In fact, in many ways, the act of witness, of overseeing trauma, Hoffman says, played the central role in Doubt. We don’t ever actually witness his character, Father Flynn, molest the altar boy in question, and yet we sense that something is amiss. “We can never be sure,” June Stein reflects on the film in her 2008 interview with Hoffman, a statement which Hoffman himself understands as being the primary hinge in the play. “It’s more Sister Aloysius’s perception of what she sees…we were struggling with this scene yesterday,” Hoffman replies. “She [Meryl Streep’s character] says to me, “I saw you grab the boy’s arm, and the boy pulled away.” It’s so tricky because that’s really all it is. That moment is not about what she’s accusing me of. It’s about something else.”

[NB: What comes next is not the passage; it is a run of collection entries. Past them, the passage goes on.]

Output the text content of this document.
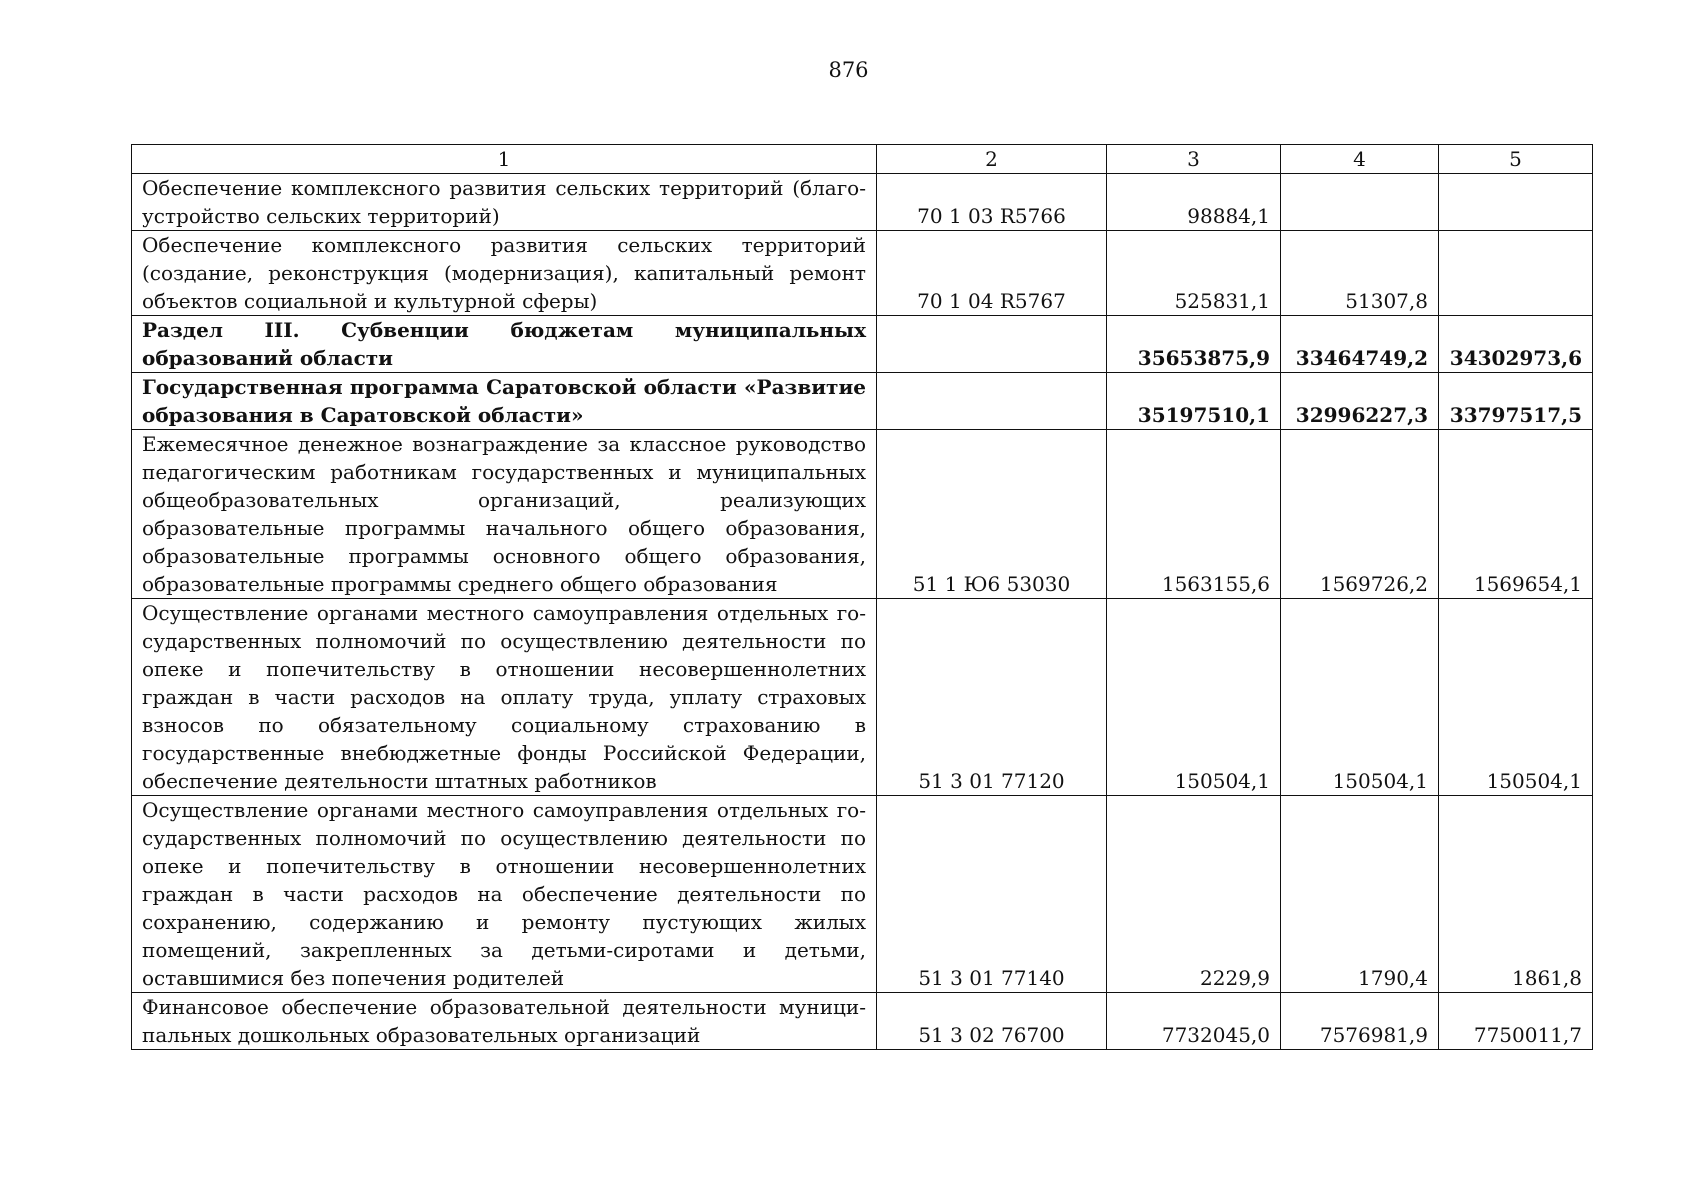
876
1	2	3	4	5
Обеспечение комплексного развития сельских территорий (благоустройство сельских территорий)	70 1 03 R5766	98884,1		
Обеспечение комплексного развития сельских территорий (создание, реконструкция (модернизация), капитальный ремонт объектов социальной и культурной сферы)	70 1 04 R5767	525831,1	51307,8	
Раздел III. Субвенции бюджетам муниципальных образований области		35653875,9	33464749,2	34302973,6
Государственная программа Саратовской области «Развитие образования в Саратовской области»		35197510,1	32996227,3	33797517,5
Ежемесячное денежное вознаграждение за классное руководство педагогическим работникам государственных и муниципальных общеобразовательных организаций, реализующих образовательные программы начального общего образования, образовательные программы основного общего образования, образовательные программы среднего общего образования	51 1 Ю6 53030	1563155,6	1569726,2	1569654,1
Осуществление органами местного самоуправления отдельных государственных полномочий по осуществлению деятельности по опеке и попечительству в отношении несовершеннолетних граждан в части расходов на оплату труда, уплату страховых взносов по обязательному социальному страхованию в государственные внебюджетные фонды Российской Федерации, обеспечение деятельности штатных работников	51 3 01 77120	150504,1	150504,1	150504,1
Осуществление органами местного самоуправления отдельных государственных полномочий по осуществлению деятельности по опеке и попечительству в отношении несовершеннолетних граждан в части расходов на обеспечение деятельности по сохранению, содержанию и ремонту пустующих жилых помещений, закрепленных за детьми-сиротами и детьми, оставшимися без попечения родителей	51 3 01 77140	2229,9	1790,4	1861,8
Финансовое обеспечение образовательной деятельности муниципальных дошкольных образовательных организаций	51 3 02 76700	7732045,0	7576981,9	7750011,7
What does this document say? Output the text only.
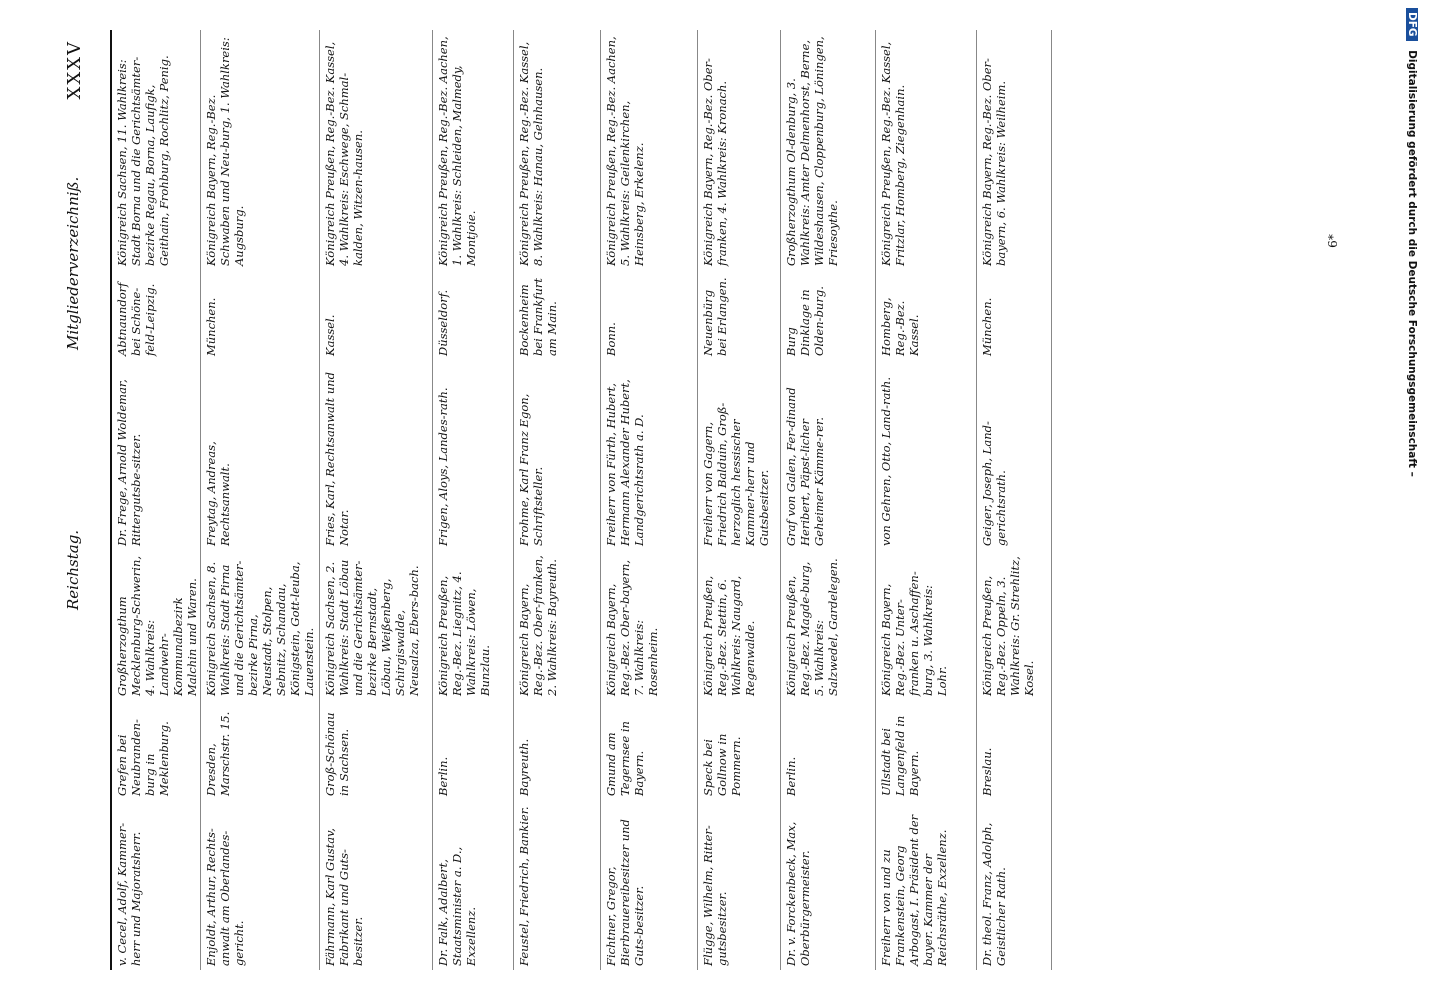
Reichstag.
Mitgliederverzeichniß.
XXXV
v. Cecel, Adolf, Kammer-herr und Majoratsherr.
Grefen bei Neubranden-burg in Meklenburg.
Großherzogthum Mecklenburg-Schwerin, 4. Wahlkreis: Landwehr-Kommunalbezirk Malchin und Waren.
Dr. Frege, Arnold Woldemar, Rittergutsbe-sitzer.
Abtnaundorf bei Schöne-feld-Leipzig.
Königreich Sachsen, 11. Wahlkreis: Stadt Borna und die Gerichtsämter-bezirke Regau, Borna, Laufigk, Geithain, Frohburg, Rochlitz, Penig.
Enjoldt, Arthur, Rechts-anwalt am Oberlandes-gericht.
Dresden, Marschstr. 15.
Königreich Sachsen, 8. Wahlkreis: Stadt Pirna und die Gerichtsämter-bezirke Pirna, Neustadt, Stolpen, Sebnitz, Schandau, Königstein, Gott-leuba, Lauenstein.
Freytag, Andreas, Rechtsanwalt.
München.
Königreich Bayern, Reg.-Bez. Schwaben und Neu-burg, 1. Wahlkreis: Augsburg.
Fährmann, Karl Gustav, Fabrikant und Guts-besitzer.
Groß-Schönau in Sachsen.
Königreich Sachsen, 2. Wahlkreis: Stadt Löbau und die Gerichtsämter-bezirke Bernstadt, Löbau, Weißenberg, Schirgiswalde, Neusalza, Ebers-bach.
Fries, Karl, Rechtsanwalt und Notar.
Kassel.
Königreich Preußen, Reg.-Bez. Kassel, 4. Wahlkreis: Eschwege, Schmal-kalden, Witzen-hausen.
Dr. Falk, Adalbert, Staatsminister a. D., Exzellenz.
Berlin.
Königreich Preußen, Reg.-Bez. Liegnitz, 4. Wahlkreis: Löwen, Bunzlau.
Frigen, Aloys, Landes-rath.
Düsseldorf.
Königreich Preußen, Reg.-Bez. Aachen, 1. Wahlkreis: Schleiden, Malmedy, Montjoie.
Feustel, Friedrich, Bankier.
Bayreuth.
Königreich Bayern, Reg.-Bez. Ober-franken, 2. Wahlkreis: Bayreuth.
Frohme, Karl Franz Egon, Schriftsteller.
Bockenheim bei Frankfurt am Main.
Königreich Preußen, Reg.-Bez. Kassel, 8. Wahlkreis: Hanau, Gelnhausen.
Fichtner, Gregor, Bierbrauereibesitzer und Guts-besitzer.
Gmund am Tegernsee in Bayern.
Königreich Bayern, Reg.-Bez. Ober-bayern, 7. Wahlkreis: Rosenheim.
Freiherr von Fürth, Hubert, Hermann Alexander Hubert, Landgerichtsrath a. D.
Bonn.
Königreich Preußen, Reg.-Bez. Aachen, 5. Wahlkreis: Geilenkirchen, Heinsberg, Erkelenz.
Flügge, Wilhelm, Ritter-gutsbesitzer.
Speck bei Gollnow in Pommern.
Königreich Preußen, Reg.-Bez. Stettin, 6. Wahlkreis: Naugard, Regenwalde.
Freiherr von Gagern, Friedrich Balduin, Groß-herzoglich hessischer Kammer-herr und Gutsbesitzer.
Neuenbürg bei Erlangen.
Königreich Bayern, Reg.-Bez. Ober-franken, 4. Wahlkreis: Kronach.
Dr. v. Forckenbeck, Max, Oberbürgermeister.
Berlin.
Königreich Preußen, Reg.-Bez. Magde-burg, 5. Wahlkreis: Salzwedel, Gardelegen.
Graf von Galen, Fer-dinand Heribert, Päpst-licher Geheimer Kämme-rer.
Burg Dinklage in Olden-burg.
Großherzogthum Ol-denburg, 3. Wahlkreis: Amter Delmenhorst, Berne, Wildeshausen, Cloppenburg, Löningen, Friesoythe.
Freiherr von und zu Frankenstein, Georg Arbogast, I. Präsident der bayer. Kammer der Reichsräthe, Exzellenz.
Ullstadt bei Langenfeld in Bayern.
Königreich Bayern, Reg.-Bez. Unter-franken u. Aschaffen-burg, 3. Wahlkreis: Lohr.
von Gehren, Otto, Land-rath.
Homberg, Reg.-Bez. Kassel.
Königreich Preußen, Reg.-Bez. Kassel, Fritzlar, Homberg, Ziegenhain.
Dr. theol. Franz, Adolph, Geistlicher Rath.
Breslau.
Königreich Preußen, Reg.-Bez. Oppeln, 3. Wahlkreis: Gr. Strehlitz, Kosel.
Geiger, Joseph, Land-gerichtsrath.
München.
Königreich Bayern, Reg.-Bez. Ober-bayern, 6. Wahlkreis: Weilheim.	6*
DFG Digitalisierung gefördert durch die Deutsche Forschungsgemeinschaft –
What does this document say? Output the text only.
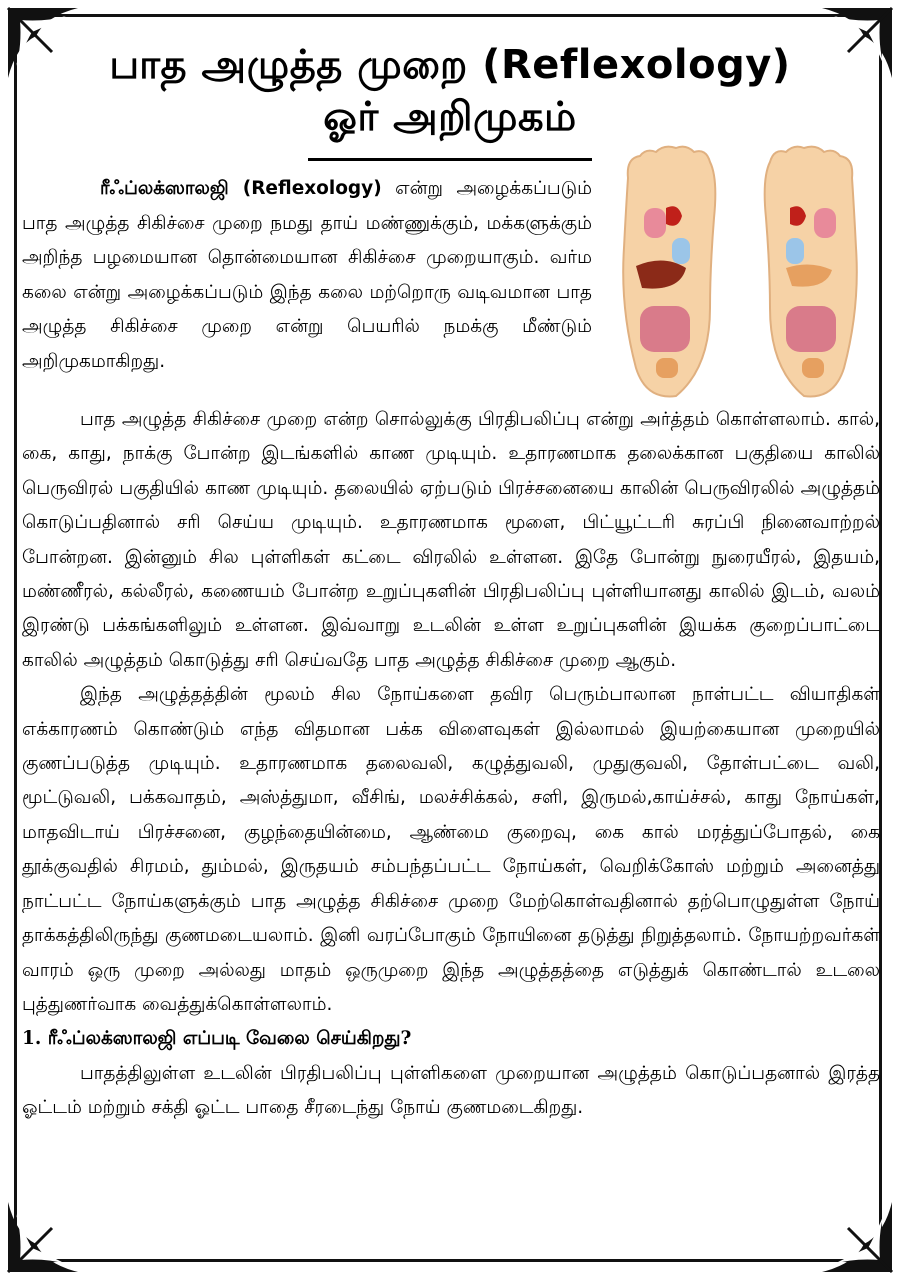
பாத அழுத்த முறை (Reflexology)
ஓர் அறிமுகம்
ரீஃப்லக்ஸாலஜி (Reflexology) என்று அழைக்கப்படும் பாத அழுத்த சிகிச்சை முறை நமது தாய் மண்ணுக்கும், மக்களுக்கும் அறிந்த பழமையான தொன்மையான சிகிச்சை முறையாகும். வர்ம கலை என்று அழைக்கப்படும் இந்த கலை மற்றொரு வடிவமான பாத அழுத்த சிகிச்சை முறை என்று பெயரில் நமக்கு மீண்டும் அறிமுகமாகிறது.

பாத அழுத்த சிகிச்சை முறை என்ற சொல்லுக்கு பிரதிபலிப்பு என்று அர்த்தம் கொள்ளலாம். கால், கை, காது, நாக்கு போன்ற இடங்களில் காண முடியும். உதாரணமாக தலைக்கான பகுதியை காலில் பெருவிரல் பகுதியில் காண முடியும். தலையில் ஏற்படும் பிரச்சனையை காலின் பெருவிரலில் அழுத்தம் கொடுப்பதினால் சரி செய்ய முடியும். உதாரணமாக மூளை, பிட்யூட்டரி சுரப்பி நினைவாற்றல் போன்றன. இன்னும் சில புள்ளிகள் கட்டை விரலில் உள்ளன. இதே போன்று நுரையீரல், இதயம், மண்ணீரல், கல்லீரல், கணையம் போன்ற உறுப்புகளின் பிரதிபலிப்பு புள்ளியானது காலில் இடம், வலம் இரண்டு பக்கங்களிலும் உள்ளன. இவ்வாறு உடலின் உள்ள உறுப்புகளின் இயக்க குறைப்பாட்டை காலில் அழுத்தம் கொடுத்து சரி செய்வதே பாத அழுத்த சிகிச்சை முறை ஆகும்.

இந்த அழுத்தத்தின் மூலம் சில நோய்களை தவிர பெரும்பாலான நாள்பட்ட வியாதிகள் எக்காரணம் கொண்டும் எந்த விதமான பக்க விளைவுகள் இல்லாமல் இயற்கையான முறையில் குணப்படுத்த முடியும். உதாரணமாக தலைவலி, கழுத்துவலி, முதுகுவலி, தோள்பட்டை வலி, மூட்டுவலி, பக்கவாதம், அஸ்த்துமா, வீசிங், மலச்சிக்கல், சளி, இருமல்,காய்ச்சல், காது நோய்கள், மாதவிடாய் பிரச்சனை, குழந்தையின்மை, ஆண்மை குறைவு, கை கால் மரத்துப்போதல், கை தூக்குவதில் சிரமம், தும்மல், இருதயம் சம்பந்தப்பட்ட நோய்கள், வெறிக்கோஸ் மற்றும் அனைத்து நாட்பட்ட நோய்களுக்கும் பாத அழுத்த சிகிச்சை முறை மேற்கொள்வதினால் தற்பொழுதுள்ள நோய் தாக்கத்திலிருந்து குணமடையலாம். இனி வரப்போகும் நோயினை தடுத்து நிறுத்தலாம். நோயற்றவர்கள் வாரம் ஒரு முறை அல்லது மாதம் ஒருமுறை இந்த அழுத்தத்தை எடுத்துக் கொண்டால் உடலை புத்துணர்வாக வைத்துக்கொள்ளலாம்.

1. ரீஃப்லக்ஸாலஜி எப்படி வேலை செய்கிறது?

பாதத்திலுள்ள உடலின் பிரதிபலிப்பு புள்ளிகளை முறையான அழுத்தம் கொடுப்பதனால் இரத்த ஓட்டம் மற்றும் சக்தி ஓட்ட பாதை சீரடைந்து நோய் குணமடைகிறது.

That something else is a complicated emotion. The feeling that something is direly wrong, but you can’t put your finger on it.
As Dylan Farrow says, “Most found it easier to accept the ambiguity, to say, ‘who can say what happened,’ to pretend that nothing was wrong.” But ultimately that ambiguity, for those who surround the abuser, or (in Farrow’s case) the abused, can be crippling. In the final scene of Doubt, Sister Aloysius concludes that one pays a price for pursuing righteousness in the face of any addiction: “in pursuit of wrongdoing, one steps away from God.” And the movie ends not in the breakdown of Father Flynn but in her own — the witness’s own — breakdown and rabid self-questioning. “I have doubts… I have such doubts,” she says of her choice to reveal her suspicions about Father Flynn’s “infringements” and thus oust him from the priesthood. And herein lies the beauty of the film — we too are shrouded in doubt. Did he do it? Or was Father Flynn simply the scapegoat of bigotry and prejudice, the victim of wearing his nails too long?
I have the feeling that that’s what Philip Seymour Hoffman did for us. He brought us closer to the world as if through a window. He allowed us to see our tribe, in all its complicated glory.